A Agência Nacional de Transportes Terrestres (ANTT) publicará, na próxima semana, duas resoluções que regulamentam as novas regras do transporte rodoviário de cargas no país. As normas definem os mecanismos de implementação da Medida Provisória nº 1.343/2026 e foram anunciadas pelo ministro dos Transportes, Renan Filho, em coletiva de imprensa nesta sexta-feira (20).
“A principal reivindicação dos caminhoneiros sempre foi uma fiscalização mais efetiva, já que muitas empresas não cumpriam a tabela de frete. O piso do frete é para o transportador o que o salário mínimo é para o trabalhador. Com a medida provisória e as resoluções, não haverá espaço para irregularidades. Vamos cobrar a aplicação da tabela, que é lei federal”, afirmou Renan Filho.
A ANTT terá prazo de até sete dias para regulamentar os procedimentos operacionais e detalhar a aplicação das novas regras. A primeira normativa estabelece penalidades mais rigorosas para quem descumprir o piso do frete. As sanções serão aplicadas de forma escalonada e incluem suspensões de 5 a 30 dias. Em caso de reincidência, podem chegar à suspensão definitiva e ao cancelamento do registro.

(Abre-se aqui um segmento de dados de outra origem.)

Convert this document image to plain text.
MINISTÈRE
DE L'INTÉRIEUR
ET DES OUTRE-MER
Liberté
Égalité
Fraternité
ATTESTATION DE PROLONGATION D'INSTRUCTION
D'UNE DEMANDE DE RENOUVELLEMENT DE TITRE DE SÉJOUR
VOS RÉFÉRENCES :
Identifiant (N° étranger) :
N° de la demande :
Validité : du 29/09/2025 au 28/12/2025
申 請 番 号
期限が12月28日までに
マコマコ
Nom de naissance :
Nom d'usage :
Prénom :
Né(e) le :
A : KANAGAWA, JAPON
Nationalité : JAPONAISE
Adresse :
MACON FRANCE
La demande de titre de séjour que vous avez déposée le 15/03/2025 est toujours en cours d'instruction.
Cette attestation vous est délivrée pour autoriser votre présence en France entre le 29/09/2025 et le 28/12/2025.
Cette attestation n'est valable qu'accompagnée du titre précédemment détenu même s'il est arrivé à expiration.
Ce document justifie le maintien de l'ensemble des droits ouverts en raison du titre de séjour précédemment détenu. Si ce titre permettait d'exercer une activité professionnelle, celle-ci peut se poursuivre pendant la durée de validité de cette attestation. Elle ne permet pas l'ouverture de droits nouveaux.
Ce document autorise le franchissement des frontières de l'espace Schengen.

A segunda diretriz define como será feita a fiscalização para o uso obrigatório do Código Identificador da Operação de Transporte (CIOT). A ferramenta permitirá o rastreamento das operações e a verificação do valor efetivamente pago pelo frete, possibilitando, inclusive, o bloqueio de transações realizadas abaixo do piso mínimo.
O diretor da autarquia, Guilherme Sampaio, explicou como as medidas serão aplicadas e detalhou o fluxo de fiscalização e faixas de penalidades. “A medida cautelar prevê, inicialmente, a cientificação do infrator antes da aplicação da penalidade. Em seguida, será instaurado um processo sancionador, com direito ao contraditório e à ampla defesa”.
Ele explica que, em casos de reincidência e descumprimento deliberado da norma, a atividade poderá ser interrompida. “Se houver novas infrações, o transportador pode ter o registro cancelado. Já o embarcador pode sofrer aumento das multas e até a suspensão definitiva”.
Sobre o Código Identificador, Sampaio destacou que “o CIOT está sendo ajustado para garantir que toda a operação esteja de acordo com o valor da tabela do frete mínimo. Na prática, não será possível emitir o documento se o valor estiver abaixo do estabelecido”, concluiu.